On August 18, the D.C. Circuit directed the Copyright Royalty Board (“CRB”) to reconsider what royalties are owed to artists by Music Choice for its streaming services, vacating the final determination of the Copyright Royalty Board. In the Court’s view, the CRB wrongfully excluded internet transmissions from the grandfathered royalty rate paid by some music services that were early providers of digital music transmissions under the Digital Millennium Copyright Act (“DMCA”). Music Choice v. CRB, No. 19-1011
The DMCA requires certain digital music services to pay a market-based royalty rate. However, the DMCA includes a grandfathering provision that makes preexisting subscription-based services, such as Music Choice, eligible to pay only “reasonable rates,” which generally allowed service providers to pay lower royalty rates. In 2016, the CRB commenced proceedings to establish preexisting service royalty rates for the years 2018 to 2022. The Register of Copyrights categorically excluded, as a matter of law, internet transmissions from the unconditional grandfathered rate. Music Choice, the only remaining “preexisting service” participating, was thus subject to the higher market-based royalty rate under the DMCA.

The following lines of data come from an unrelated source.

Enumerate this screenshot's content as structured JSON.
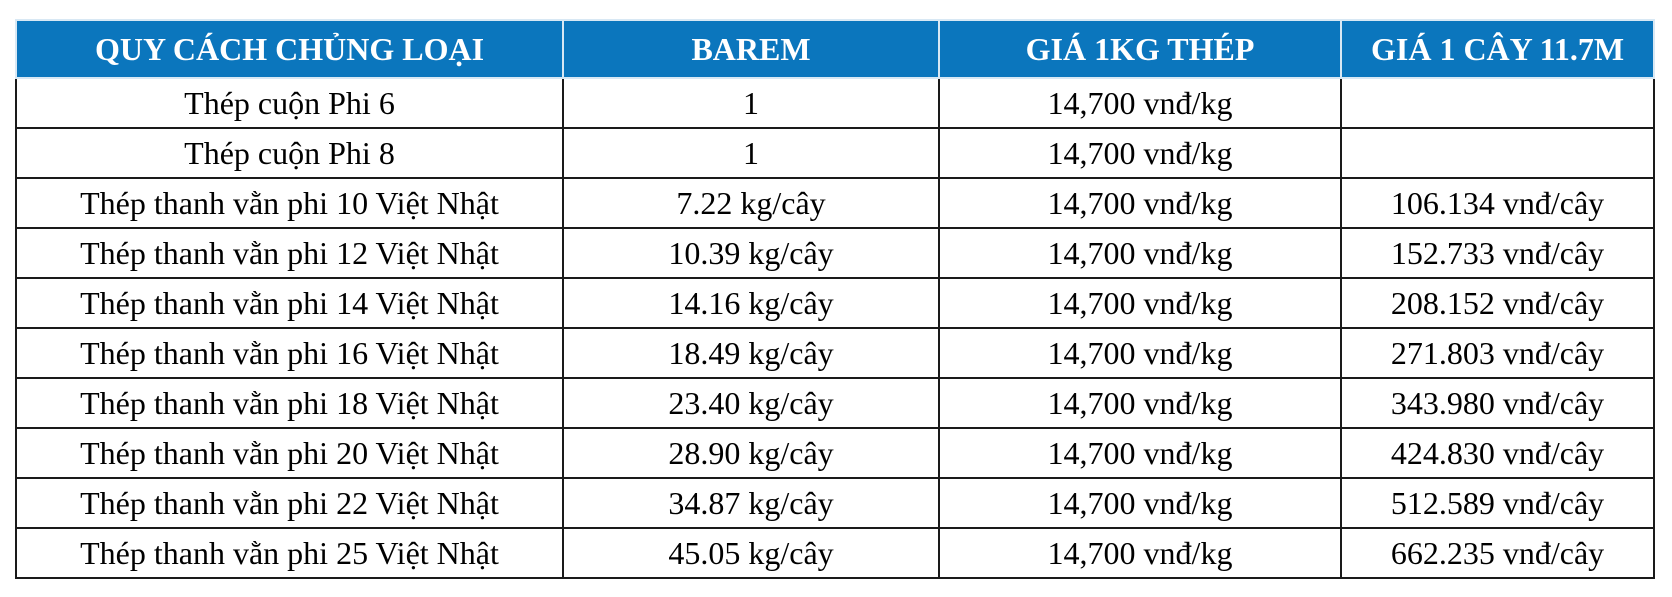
{
  "table": {
    "header": [
      "QUY CÁCH CHỦNG LOẠI",
      "BAREM",
      "GIÁ 1KG THÉP",
      "GIÁ 1 CÂY 11.7M"
    ],
    "rows": [
      [
        "Thép cuộn Phi 6",
        "1",
        "14,700 vnđ/kg",
        null
      ],
      [
        "Thép cuộn Phi 8",
        "1",
        "14,700 vnđ/kg",
        null
      ],
      [
        "Thép thanh vằn phi 10 Việt Nhật",
        "7.22 kg/cây",
        "14,700 vnđ/kg",
        "106.134 vnđ/cây"
      ],
      [
        "Thép thanh vằn phi 12 Việt Nhật",
        "10.39 kg/cây",
        "14,700 vnđ/kg",
        "152.733 vnđ/cây"
      ],
      [
        "Thép thanh vằn phi 14 Việt Nhật",
        "14.16 kg/cây",
        "14,700 vnđ/kg",
        "208.152 vnđ/cây"
      ],
      [
        "Thép thanh vằn phi 16 Việt Nhật",
        "18.49 kg/cây",
        "14,700 vnđ/kg",
        "271.803 vnđ/cây"
      ],
      [
        "Thép thanh vằn phi 18 Việt Nhật",
        "23.40 kg/cây",
        "14,700 vnđ/kg",
        "343.980 vnđ/cây"
      ],
      [
        "Thép thanh vằn phi 20 Việt Nhật",
        "28.90 kg/cây",
        "14,700 vnđ/kg",
        "424.830 vnđ/cây"
      ],
      [
        "Thép thanh vằn phi 22 Việt Nhật",
        "34.87 kg/cây",
        "14,700 vnđ/kg",
        "512.589 vnđ/cây"
      ],
      [
        "Thép thanh vằn phi 25 Việt Nhật",
        "45.05 kg/cây",
        "14,700 vnđ/kg",
        "662.235 vnđ/cây"
      ]
    ]
  }
}
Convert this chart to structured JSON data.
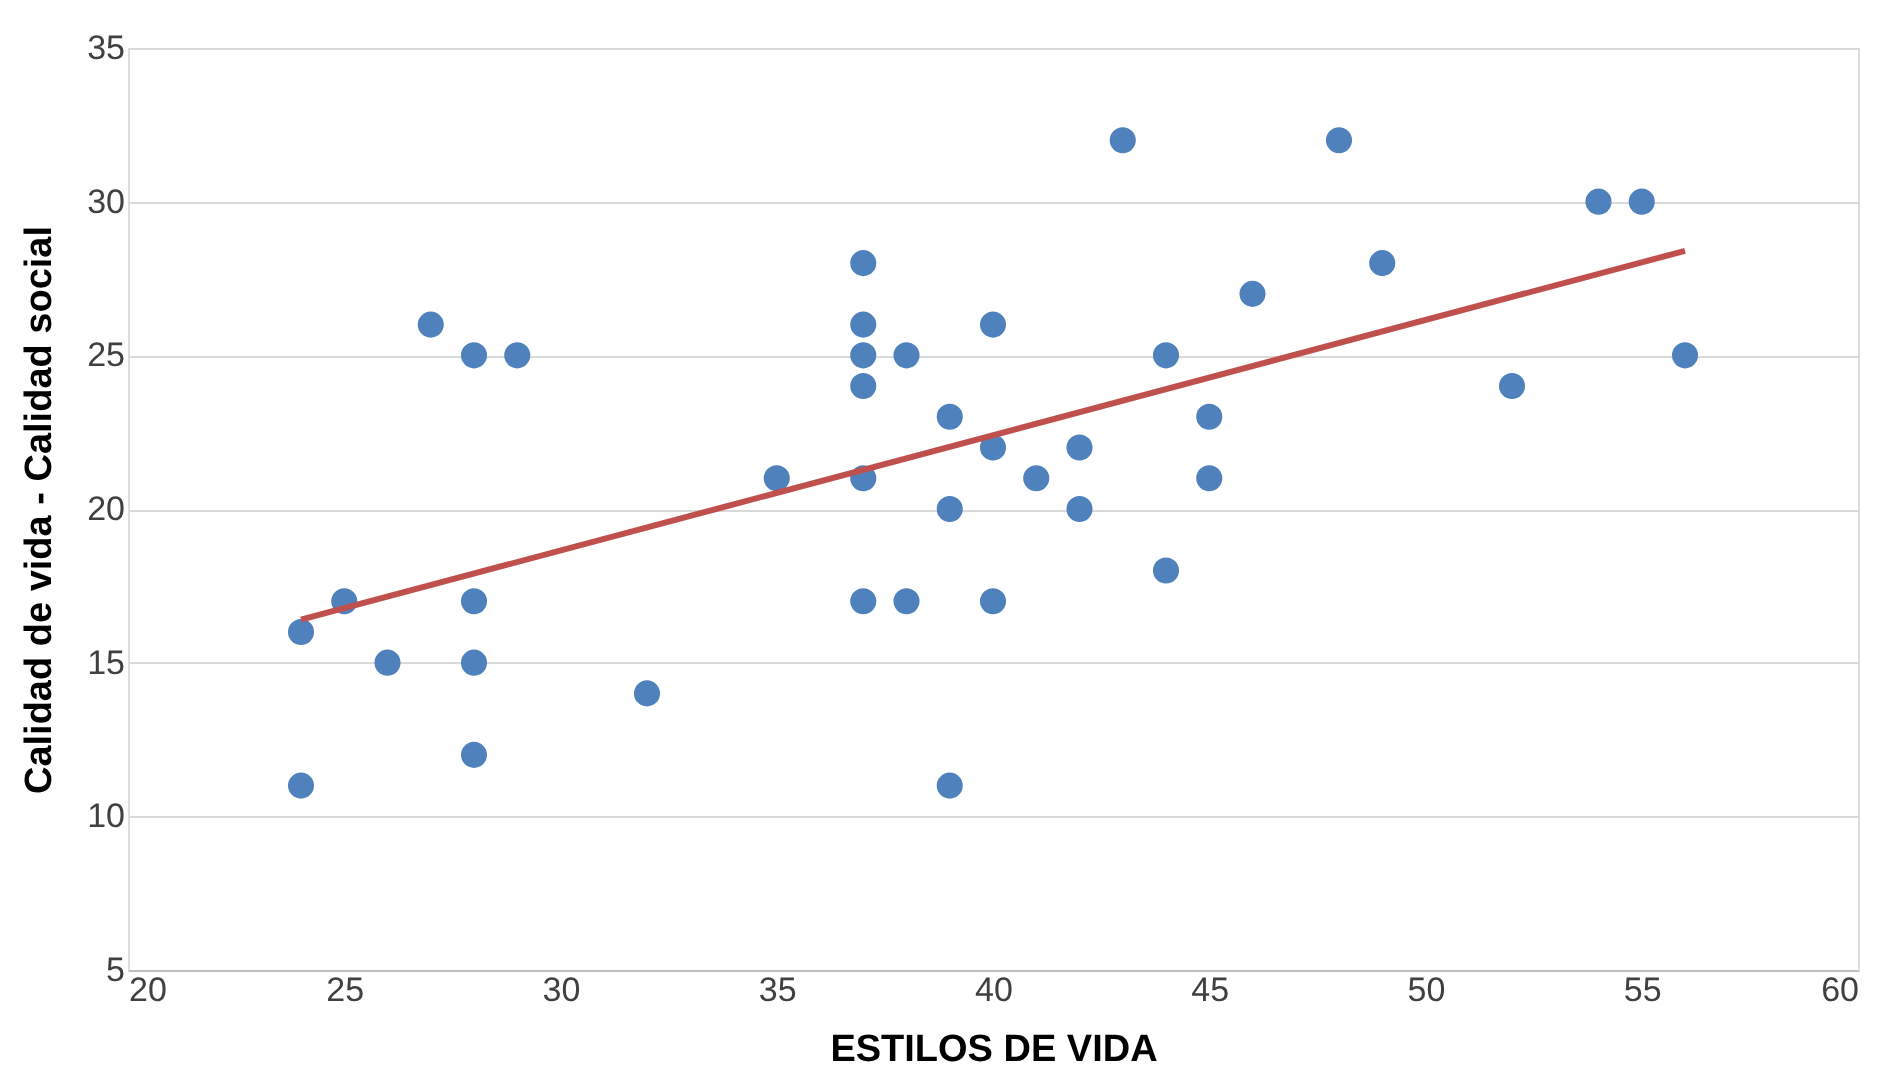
{
  "chart_data": {
    "type": "scatter",
    "xlabel": "ESTILOS DE VIDA",
    "ylabel": "Calidad de vida - Calidad social",
    "xlim": [
      20,
      60
    ],
    "xticks": [
      20,
      25,
      30,
      35,
      40,
      45,
      50,
      55,
      60
    ],
    "ylim": [
      5,
      35
    ],
    "yticks": [
      5,
      10,
      15,
      20,
      25,
      30,
      35
    ],
    "grid": "y",
    "series": [
      {
        "marker": "circle",
        "color": "#4f81bd",
        "x": [
          24,
          24,
          25,
          26,
          27,
          28,
          28,
          28,
          28,
          29,
          32,
          35,
          37,
          37,
          37,
          37,
          37,
          37,
          38,
          38,
          39,
          39,
          39,
          40,
          40,
          40,
          41,
          42,
          42,
          43,
          44,
          44,
          45,
          45,
          46,
          48,
          49,
          52,
          54,
          55,
          56
        ],
        "values": [
          16,
          11,
          17,
          15,
          26,
          25,
          17,
          15,
          12,
          25,
          14,
          21,
          28,
          26,
          25,
          24,
          21,
          17,
          25,
          17,
          23,
          20,
          11,
          26,
          22,
          17,
          21,
          22,
          20,
          32,
          25,
          18,
          23,
          21,
          27,
          32,
          28,
          24,
          30,
          30,
          25
        ]
      },
      {
        "type": "line",
        "color": "#c0504d",
        "x": [
          24,
          56
        ],
        "values": [
          16.4,
          28.4
        ]
      }
    ]
  }
}
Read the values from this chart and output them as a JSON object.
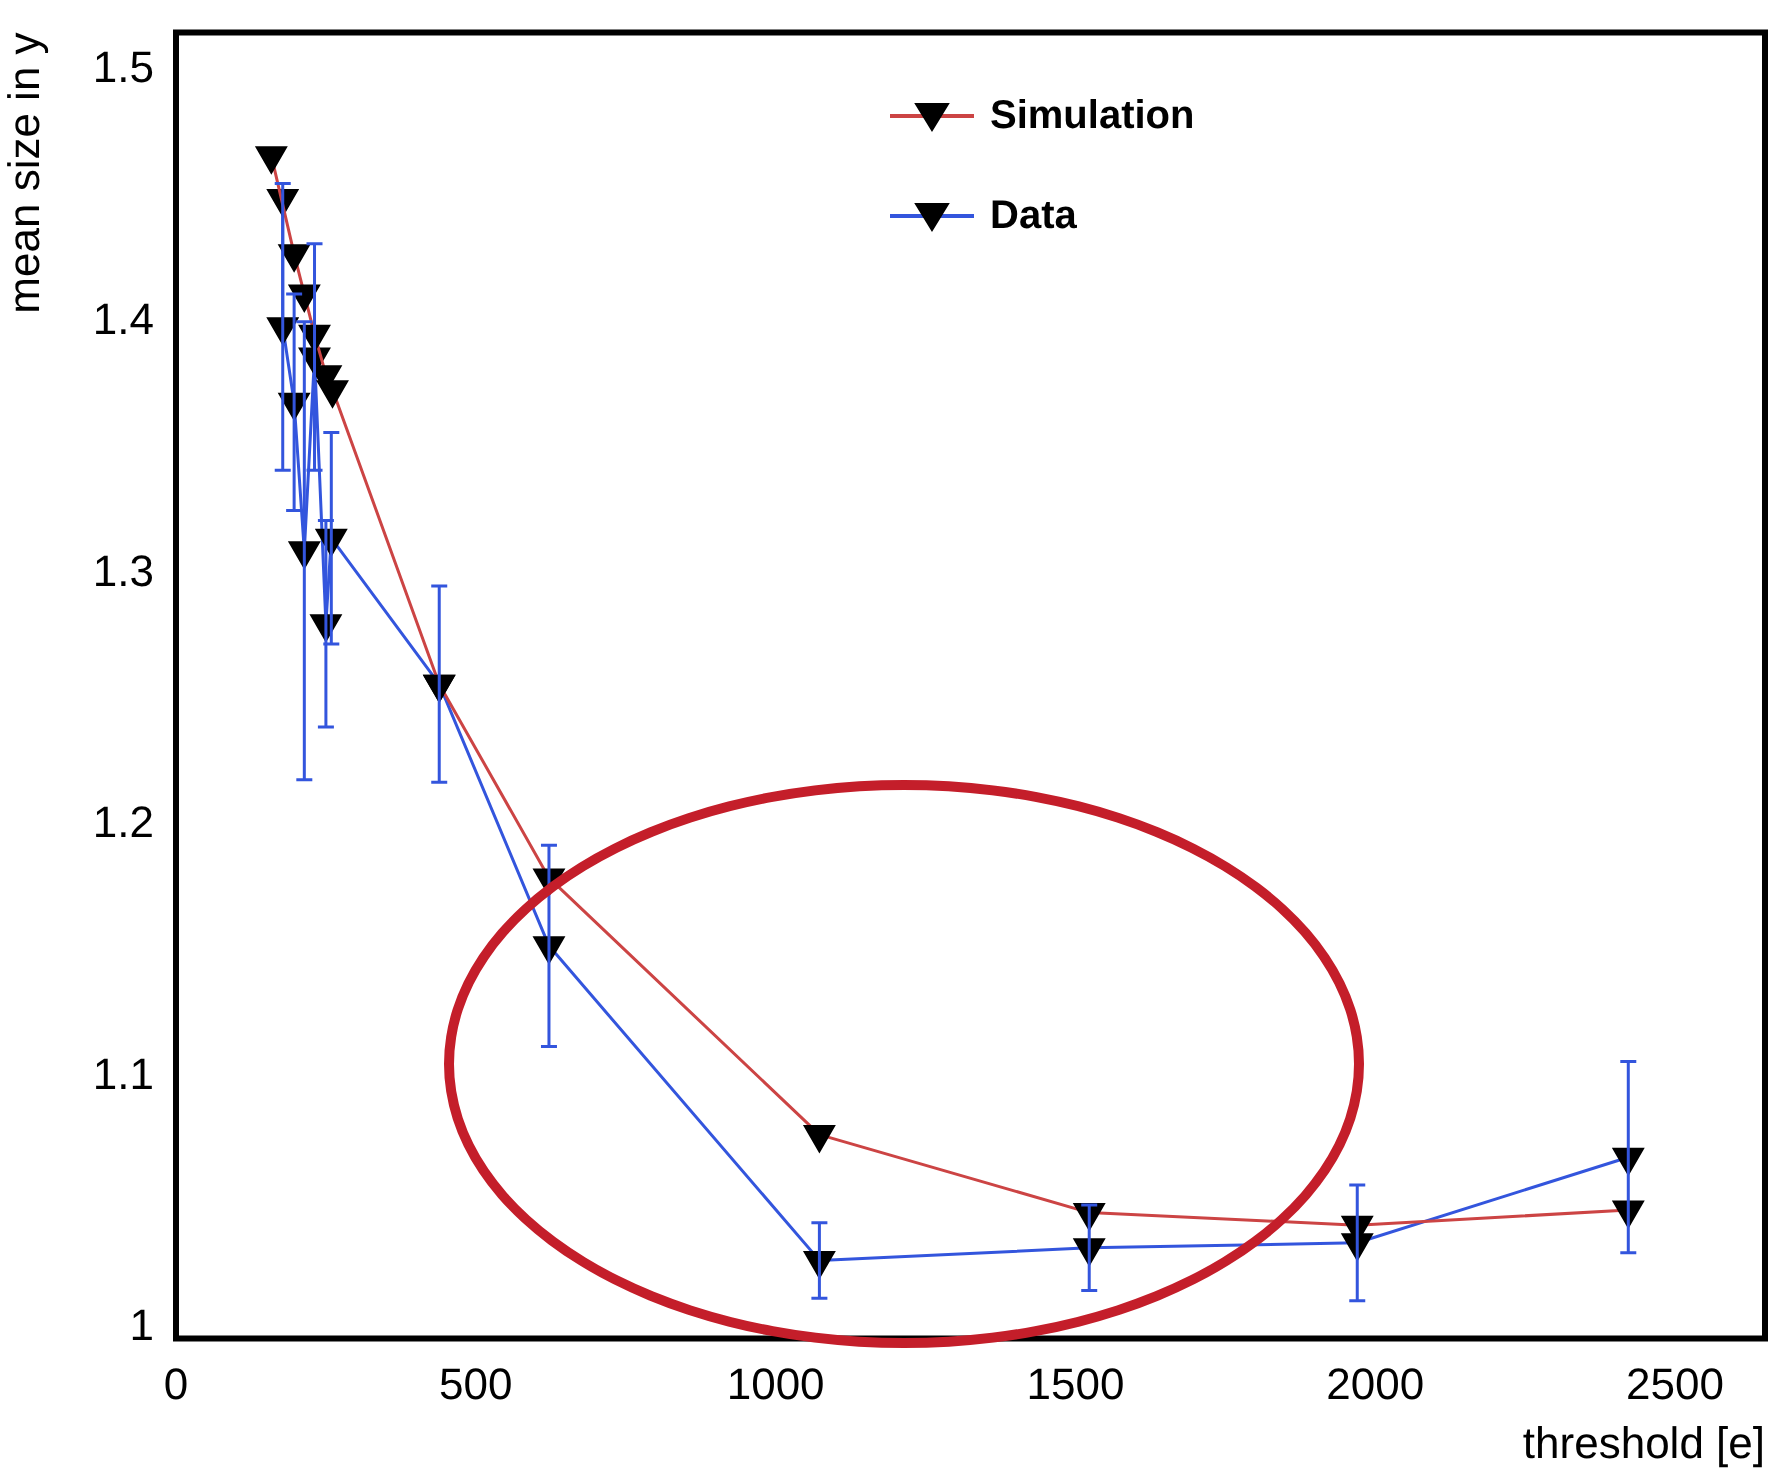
{
  "chart_data": {
    "type": "line",
    "xlabel": "threshold [e]",
    "ylabel": "mean size in y",
    "xlim": [
      0,
      2650
    ],
    "xticks": [
      0,
      500,
      1000,
      1500,
      2000,
      2500
    ],
    "ylim": [
      0.996,
      1.515
    ],
    "yticks": [
      1,
      1.1,
      1.2,
      1.3,
      1.4,
      1.5
    ],
    "grid": false,
    "legend": "top",
    "marker": "triangle",
    "line_style": "solid",
    "series": [
      {
        "name": "Simulation",
        "color": "#cc4444",
        "x": [
          159,
          197,
          214,
          231,
          250,
          261,
          439,
          622,
          1073,
          1523,
          1970,
          2422
        ],
        "values": [
          1.466,
          1.427,
          1.411,
          1.395,
          1.379,
          1.373,
          1.256,
          1.179,
          1.077,
          1.046,
          1.041,
          1.047
        ]
      },
      {
        "name": "Data",
        "color": "#3355dd",
        "x": [
          178,
          178,
          197,
          214,
          231,
          250,
          259,
          439,
          622,
          1073,
          1523,
          1970,
          2422
        ],
        "values": [
          1.449,
          1.398,
          1.368,
          1.309,
          1.386,
          1.28,
          1.314,
          1.256,
          1.152,
          1.027,
          1.032,
          1.034,
          1.068
        ],
        "errors": [
          null,
          0.057,
          0.043,
          0.091,
          0.045,
          0.041,
          0.042,
          0.039,
          0.04,
          0.015,
          0.017,
          0.023,
          0.038
        ]
      }
    ]
  }
}
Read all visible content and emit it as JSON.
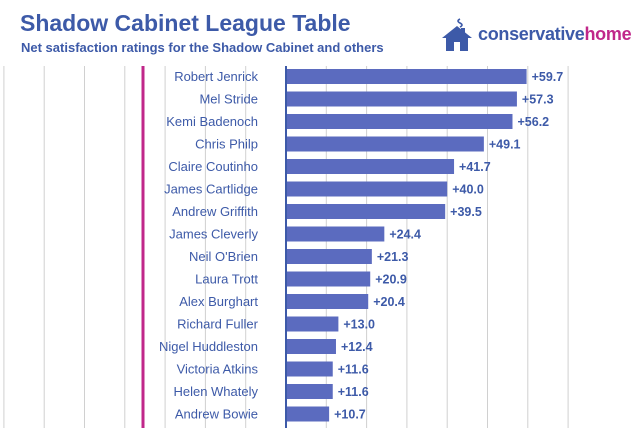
{
  "header": {
    "title": "Shadow Cabinet League Table",
    "subtitle": "Net satisfaction ratings for the Shadow Cabinet and others"
  },
  "logo": {
    "word_1": "conservative",
    "word_2": "home",
    "icon": "house-icon"
  },
  "colors": {
    "title": "#3d5aa8",
    "bar": "#5b6bbf",
    "accent_line": "#c0278a",
    "grid": "#d0d0d0"
  },
  "chart_data": {
    "type": "bar",
    "orientation": "horizontal",
    "categories": [
      "Robert Jenrick",
      "Mel Stride",
      "Kemi Badenoch",
      "Chris Philp",
      "Claire Coutinho",
      "James Cartlidge",
      "Andrew Griffith",
      "James Cleverly",
      "Neil O'Brien",
      "Laura Trott",
      "Alex Burghart",
      "Richard Fuller",
      "Nigel Huddleston",
      "Victoria Atkins",
      "Helen Whately",
      "Andrew Bowie"
    ],
    "values": [
      59.7,
      57.3,
      56.2,
      49.1,
      41.7,
      40.0,
      39.5,
      24.4,
      21.3,
      20.9,
      20.4,
      13.0,
      12.4,
      11.6,
      11.6,
      10.7
    ],
    "value_labels": [
      "+59.7",
      "+57.3",
      "+56.2",
      "+49.1",
      "+41.7",
      "+40.0",
      "+39.5",
      "+24.4",
      "+21.3",
      "+20.9",
      "+20.4",
      "+13.0",
      "+12.4",
      "+11.6",
      "+11.6",
      "+10.7"
    ],
    "xlim": [
      -70,
      75
    ],
    "grid": true
  }
}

Music Choice argued that its internet transmissions qualified for the grandfathered rate under the plain language of the DMCA, and the D.C. Circuit agreed. Under the DMCA, a “subscription digital audio transmission” “shall be subject” to the grandfathered rate if it is (1) “made by a preexisting subscription service,” and (2) offered “in the same transmission medium used by such service on July 31, 1998.” The Court found that the DMCA’s definition of a preexisting subscription service was broad enough to include Music Choice’s internet transmissions, because the term “service” in “preexisting subscription service” refers to both the business entity making the transmissions (i.e. Music Choice) and to the “program offering” the entity provides (i.e., the Music Choice digital audio service). Id. at 11. Put differently, for a digital audio transmission to qualify as a “preexisting subscription service,” it must be made by a business entity with a relevant “program offering”, both of which were in existence before July 31, 1998. Id. Furthermore, the plain language of the DMCA grandfathers a covered entity’s program offerings that were “in existence” on or before July 31, 1998. Id.
Second, the DMCA applies an unconditional grandfathered rate to transmissions made “in the same transmission medium.” 17 U.S.C. § 114(d)(2)(B). Since the provision does not distinguish between different transmission media, the Court found no reason to exclude internet transmissions. Moreover, Congress did distinguish “satellite digital audio service” and “broadcast transmissions” for a conditional grandfathered rate, bolstering the Court’s conclusion that if Congress intended the DMCA to categorically exclude internet transmissions from the unconditional grandfathered rate, it could have done so. Since Congress did not, however, the Court declined to read the DMCA as excluding internet transmissions from those covered by the grandfathered rate.
Given that Music Choice had been providing some digital audio transmissions over the internet since 1996, and was still doing so on July 31, 1998, the Court found the Register’s categorical exclusion of internet transmissions was incorrect. Moreover, the Court determined that the “preexisting subscription service” definition and the unconditional grandfathered rate provision distinguish between transmission media employed before July 31, 1998, and those offered after that date. Therefore, the Court vacated the Register’s legal opinion and remanded the case to determine under the correct legal standard whether Music Choice’s current service offering, including its internet transmissions, qualified for the unconditional or conditional grandfathered rates. We will continue to monitor this case and report back.